Finansial

Pemerintah Rilis 4 Strategi Kurangi Ketimpangan Pendapatan, Termasuk Perubahan Formula UMP 2026

Advertisement

Kementerian Koordinator Bidang Perekonomian merumuskan empat strategi utama guna menekan ketimpangan pendapatan antar sektor ekonomi pada tahun 2026. Langkah strategis ini difokuskan untuk menyeimbangkan pertumbuhan antara sektor padat karya dengan sektor bernilai tambah tinggi.

Juru Bicara Kementerian Koordinator Bidang Perekonomian, Haryo Limanseto, mengungkapkan bahwa peta jalan ini mencakup perluasan hilirisasi, reformasi industri tekstil, transformasi ekonomi baru, serta reformasi sistem pengupahan. Keempat poin tersebut diharapkan mampu menciptakan struktur ekonomi yang lebih inklusif bagi masyarakat luas.

Perluasan Hilirisasi ke Sektor Pertanian dan Perikanan

Pemerintah kini memperluas fokus hilirisasi yang sebelumnya didominasi sektor mineral dan batu bara ke sektor pertanian, perikanan, dan kehutanan.
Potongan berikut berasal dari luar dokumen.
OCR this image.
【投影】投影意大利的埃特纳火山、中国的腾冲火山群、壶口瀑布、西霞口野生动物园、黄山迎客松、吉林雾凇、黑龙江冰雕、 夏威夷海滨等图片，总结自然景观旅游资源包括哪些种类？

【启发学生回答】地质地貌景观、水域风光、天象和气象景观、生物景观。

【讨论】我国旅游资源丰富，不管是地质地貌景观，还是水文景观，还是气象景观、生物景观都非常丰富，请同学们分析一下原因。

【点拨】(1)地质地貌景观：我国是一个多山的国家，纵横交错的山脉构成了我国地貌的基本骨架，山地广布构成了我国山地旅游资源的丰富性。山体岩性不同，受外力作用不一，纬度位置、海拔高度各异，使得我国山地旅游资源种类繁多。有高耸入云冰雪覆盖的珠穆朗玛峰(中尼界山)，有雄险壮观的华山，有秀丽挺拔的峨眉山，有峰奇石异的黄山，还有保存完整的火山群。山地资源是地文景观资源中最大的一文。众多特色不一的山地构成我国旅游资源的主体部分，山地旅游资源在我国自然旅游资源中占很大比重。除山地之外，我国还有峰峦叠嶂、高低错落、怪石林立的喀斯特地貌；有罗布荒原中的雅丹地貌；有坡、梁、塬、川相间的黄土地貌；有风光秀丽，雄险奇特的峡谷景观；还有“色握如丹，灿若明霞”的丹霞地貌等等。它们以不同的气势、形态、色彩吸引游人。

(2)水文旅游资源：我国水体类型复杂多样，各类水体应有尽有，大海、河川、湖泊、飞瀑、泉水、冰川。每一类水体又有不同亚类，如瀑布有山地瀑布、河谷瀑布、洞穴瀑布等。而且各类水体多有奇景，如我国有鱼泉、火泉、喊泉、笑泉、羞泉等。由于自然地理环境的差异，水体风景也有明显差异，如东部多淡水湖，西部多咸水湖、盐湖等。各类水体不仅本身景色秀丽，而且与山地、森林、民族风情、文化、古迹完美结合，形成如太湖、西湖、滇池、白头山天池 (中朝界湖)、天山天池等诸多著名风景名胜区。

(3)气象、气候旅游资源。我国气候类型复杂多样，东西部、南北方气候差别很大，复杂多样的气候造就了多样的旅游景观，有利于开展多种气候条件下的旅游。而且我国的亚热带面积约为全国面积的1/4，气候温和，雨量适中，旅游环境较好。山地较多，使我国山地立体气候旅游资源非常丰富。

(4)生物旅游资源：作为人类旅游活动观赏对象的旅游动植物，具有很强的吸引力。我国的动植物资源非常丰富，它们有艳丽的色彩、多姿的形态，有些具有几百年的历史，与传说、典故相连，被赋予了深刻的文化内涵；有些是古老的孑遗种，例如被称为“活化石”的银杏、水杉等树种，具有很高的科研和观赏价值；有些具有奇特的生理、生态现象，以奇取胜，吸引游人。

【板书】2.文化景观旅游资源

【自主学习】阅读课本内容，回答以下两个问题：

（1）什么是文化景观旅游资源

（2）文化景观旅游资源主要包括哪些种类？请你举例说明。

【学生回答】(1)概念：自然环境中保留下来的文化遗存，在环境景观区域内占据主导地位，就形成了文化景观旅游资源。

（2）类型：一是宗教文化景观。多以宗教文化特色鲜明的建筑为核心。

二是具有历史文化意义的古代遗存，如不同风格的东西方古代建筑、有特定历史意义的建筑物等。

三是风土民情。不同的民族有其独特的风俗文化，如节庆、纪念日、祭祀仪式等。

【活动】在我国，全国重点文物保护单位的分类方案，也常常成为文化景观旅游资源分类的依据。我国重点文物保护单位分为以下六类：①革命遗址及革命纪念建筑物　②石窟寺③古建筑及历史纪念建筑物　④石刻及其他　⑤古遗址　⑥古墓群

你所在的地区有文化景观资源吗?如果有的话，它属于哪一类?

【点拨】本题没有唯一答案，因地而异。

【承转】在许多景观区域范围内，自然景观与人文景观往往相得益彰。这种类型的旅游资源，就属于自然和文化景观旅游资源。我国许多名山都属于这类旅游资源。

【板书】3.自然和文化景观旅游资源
Haryo menjelaskan bahwa pembangunan industri pengolahan di sentra produksi bertujuan meningkatkan nilai tambah langsung bagi petani dan nelayan.

Sejumlah komoditas prioritas yang masuk dalam program ini meliputi:

  • Kelapa sawit, kelapa, dan karet.
  • Biofuel dan kayu.
  • Udang, ikan, rumput laut, dan garam.
  • Pala, cokelat, serta tilapia.

Potensi nilai ekonomi dari sektor-sektor tersebut diperkirakan mencapai 51,4 miliar dollar AS. Angka ini dinilai krusial dalam memperkuat pemerataan pendapatan nasional melalui optimalisasi sumber daya alam hayati.

Revitalisasi Industri Tekstil dan Transformasi Ekonomi Baru

Strategi kedua menyasar industri tekstil dan garmen sebagai tulang punggung sektor padat karya. Program revitalisasi ini akan dikelola oleh Danantara, didukung penyediaan Kredit Investasi Padat Karya (KIPK), restrukturisasi mesin, serta diplomasi perdagangan internasional guna menghadapi tantangan tarif global.

Advertisement

Selain itu, pemerintah mendorong new engine of growth melalui pengembangan ekonomi hijau dan digital. Fokus utamanya meliputi penciptaan lapangan kerja hijau (green jobs), digitalisasi UMKM, hingga pengembangan industri semikonduktor dan kecerdasan buatan (AI).

Reformasi Sistem Pengupahan dan Formula UMP 2026

Dalam upaya meningkatkan kesejahteraan pekerja, pemerintah melakukan reformasi sistem pengupahan melalui Peraturan Pemerintah (PP) Nomor 49 Tahun 2025. Kebijakan ini secara khusus mengatur penyesuaian formula Upah Minimum Provinsi (UMP) untuk tahun 2026.

Perubahan signifikan terletak pada rentang faktor alfa dalam formula UMP yang diperluas dari 0,1–0,3 menjadi 0,5–0,9. Perluasan ini memberikan ruang bagi kenaikan upah yang lebih signifikan, terutama pada sektor-sektor yang menyerap banyak tenaga kerja.

Informasi mengenai strategi pengurangan ketimpangan pendapatan ini bersumber dari pernyataan resmi Kementerian Koordinator Bidang Perekonomian yang disampaikan pada Senin, 16 Februari 2026.